Peggio di noi c’è solo la Grecia. Per il resto l’Italia si piazza come fanalino di coda in Europa vantando (si fa per dire) il divario di genere più ampio in ambito lavorativo tra uomo e donna. E poco importa se negli ultimi anni si è registrato qualche timido passo in avanti per quanto riguarda la partecipazione femminile al lavoro, come ad esempio quel 20% in più registrato tra le donne laureate nelle cosiddette materie Stem (scienza, tecnologia, ingegneria e matematica), quelle che poi nel mercato fanno registrare le aspettative di reddito più alte. Oppure il maggior numero di presenze nel Cda delle società quotate, passato dal 7,4% del 2011 all’attuale 47%. Non basta, e si tratta comunque di progressi relativi che non cambiano la sostanza: «Il tasso di partecipazione femminile è a un livello molto basso rispetto alla media europea e siamo al di sotto di quel 60% che era stato indicato come obiettivo da raggiungere entro il 2010 dall’Agenda di Lisbona e dai traguardi impliciti nell’Agenda Europa 2020», ha denunciato ieri la vicedirettrice generale della Banca d’Italia Alessandra Perrazzelli presentando il rapporto «Le donne, il lavoro, la crescita economica».

Lo studio sul gender gap offre una situazione del mercato del lavoro italiano che del resto non lascia spazio a dubbi: l’occupazione femminile al 51,1% è inferiore di oltre 18 punti percentuali rispetto alla quota di uomini al lavoro nella fascia d’età tra i 15 e i 64 anni, registrando così il secondo divario di genere più ampio in ambito lavorativo tra i paesi dell’Unione Europea, dopo appunto la Grecia. Per quanto riguarda il gap salariale il differenziale è già ampio all’ingresso nel mercato del lavoro: il 16% tra i diplomati, il 13% tra i laureati e si accentua ancora di più con la maternità e con l’avanzare della carriera. Per le occupate, poi, sono più frequenti gli impieghi di tipo temporaneo (18% delle donne occupate alle dipendenze, 16 per gli uomini) e il part-time (31,7% delle lavoratrici, 7,7 dei lavoratori), soluzione questa che non sempre è frutto di una scelta delle donne.

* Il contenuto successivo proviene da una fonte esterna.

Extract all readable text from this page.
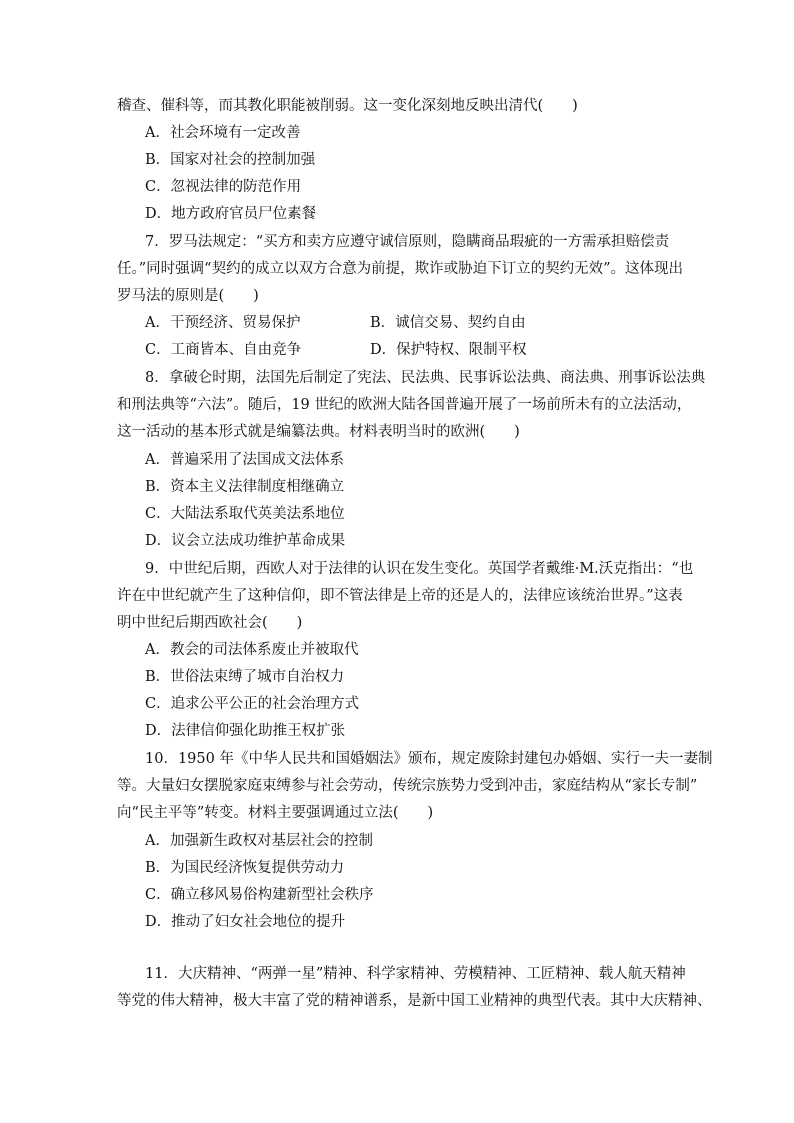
稽查、催科等，而其教化职能被削弱。这一变化深刻地反映出清代(　　)
A．社会环境有一定改善
B．国家对社会的控制加强
C．忽视法律的防范作用
D．地方政府官员尸位素餐
7．罗马法规定：“买方和卖方应遵守诚信原则，隐瞒商品瑕疵的一方需承担赔偿责
任。”同时强调“契约的成立以双方合意为前提，欺诈或胁迫下订立的契约无效”。这体现出
罗马法的原则是(　　)
A．干预经济、贸易保护	B．诚信交易、契约自由
C．工商皆本、自由竞争	D．保护特权、限制平权
8．拿破仑时期，法国先后制定了宪法、民法典、民事诉讼法典、商法典、刑事诉讼法典
和刑法典等“六法”。随后，19 世纪的欧洲大陆各国普遍开展了一场前所未有的立法活动，
这一活动的基本形式就是编纂法典。材料表明当时的欧洲(　　)
A．普遍采用了法国成文法体系
B．资本主义法律制度相继确立
C．大陆法系取代英美法系地位
D．议会立法成功维护革命成果
9．中世纪后期，西欧人对于法律的认识在发生变化。英国学者戴维·M.沃克指出：“也
许在中世纪就产生了这种信仰，即不管法律是上帝的还是人的，法律应该统治世界。”这表
明中世纪后期西欧社会(　　)
A．教会的司法体系废止并被取代
B．世俗法束缚了城市自治权力
C．追求公平公正的社会治理方式
D．法律信仰强化助推王权扩张
10．1950 年《中华人民共和国婚姻法》颁布，规定废除封建包办婚姻、实行一夫一妻制
等。大量妇女摆脱家庭束缚参与社会劳动，传统宗族势力受到冲击，家庭结构从“家长专制”
向“民主平等”转变。材料主要强调通过立法(　　)
A．加强新生政权对基层社会的控制
B．为国民经济恢复提供劳动力
C．确立移风易俗构建新型社会秩序
D．推动了妇女社会地位的提升
11．大庆精神、“两弹一星”精神、科学家精神、劳模精神、工匠精神、载人航天精神
等党的伟大精神，极大丰富了党的精神谱系，是新中国工业精神的典型代表。其中大庆精神、
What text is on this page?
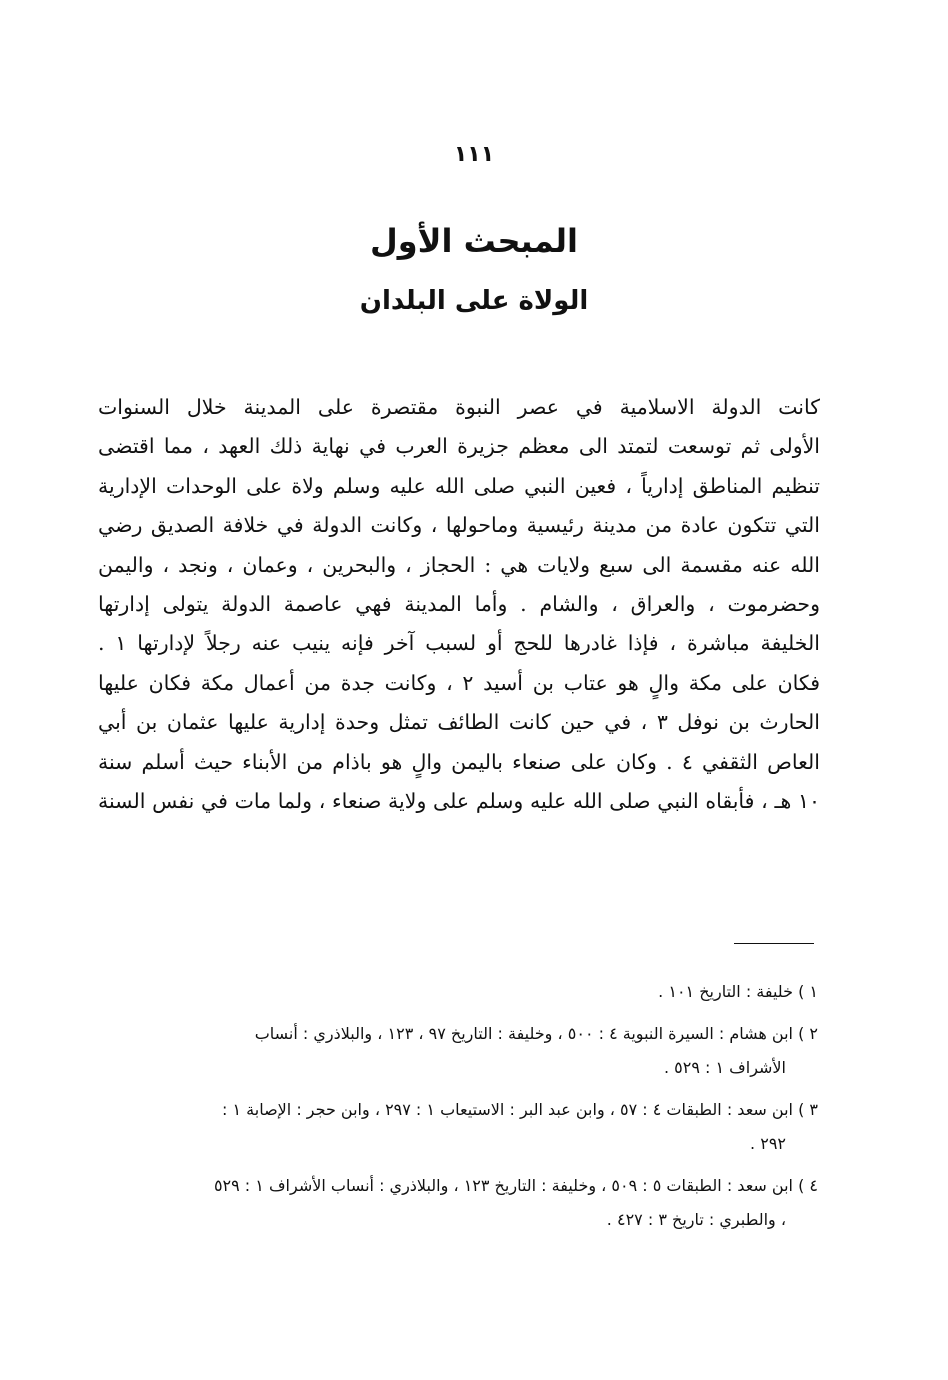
١١١
المبحث الأول
الولاة على البلدان
كانت الدولة الاسلامية في عصر النبوة مقتصرة على المدينة خلال السنوات
الأولى ثم توسعت لتمتد الى معظم جزيرة العرب في نهاية ذلك العهد ، مما اقتضى
تنظيم المناطق إدارياً ، فعين النبي صلى الله عليه وسلم ولاة على الوحدات الإدارية
التي تتكون عادة من مدينة رئيسية وماحولها ، وكانت الدولة في خلافة الصديق رضي
الله عنه مقسمة الى سبع ولايات هي : الحجاز ، والبحرين ، وعمان ، ونجد ، واليمن
وحضرموت ، والعراق ، والشام . وأما المدينة فهي عاصمة الدولة يتولى إدارتها
الخليفة مباشرة ، فإذا غادرها للحج أو لسبب آخر فإنه ينيب عنه رجلاً لإدارتها ١ .
فكان على مكة والٍ هو عتاب بن أسيد ٢ ، وكانت جدة من أعمال مكة فكان عليها
الحارث بن نوفل ٣ ، في حين كانت الطائف تمثل وحدة إدارية عليها عثمان بن أبي
العاص الثقفي ٤ . وكان على صنعاء باليمن والٍ هو باذام من الأبناء حيث أسلم سنة
١٠ هـ ، فأبقاه النبي صلى الله عليه وسلم على ولاية صنعاء ، ولما مات في نفس السنة
١ ) خليفة : التاريخ ١٠١ .
٢ ) ابن هشام : السيرة النبوية ٤ : ٥٠٠ ، وخليفة : التاريخ ٩٧ ، ١٢٣ ، والبلاذري : أنساب
الأشراف ١ : ٥٢٩ .
٣ ) ابن سعد : الطبقات ٤ : ٥٧ ، وابن عبد البر : الاستيعاب ١ : ٢٩٧ ، وابن حجر : الإصابة ١ :
٢٩٢ .
٤ ) ابن سعد : الطبقات ٥ : ٥٠٩ ، وخليفة : التاريخ ١٢٣ ، والبلاذري : أنساب الأشراف ١ : ٥٢٩
، والطبري : تاريخ ٣ : ٤٢٧ .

Anche la maternità, come si è detto, rappresenta un ostacolo nella ricerca di un lavoro e nell’avanzare della carriera. Il rapporto di Bankitalia evidenzia infatti come le differenze si accentuano soprattutto dopo la nascita dei figli. La probabilità per le donne italiane di non avere più un impiego nei due anni successivi alla maternità è quasi doppia rispetto alle donne senza figli; questa differenza, benché si attenui nel tempo, è rintracciabile almeno fino a 15 anni dalla nascita del primogenito.

Anche per quanto riguarda il gender gap, infine, le situazioni più difficili si registrano a Sud: «Nel Mezzogiorno – ha proseguito Perrazzelli -, a tassi di partecipazione particolarmente bassi per entrambi i generi si associa un divario uomo-donna pari a oltre 25 punti percentuali nel primo trimestre di quest’anno (circa 14 punti nel Centro Nord)».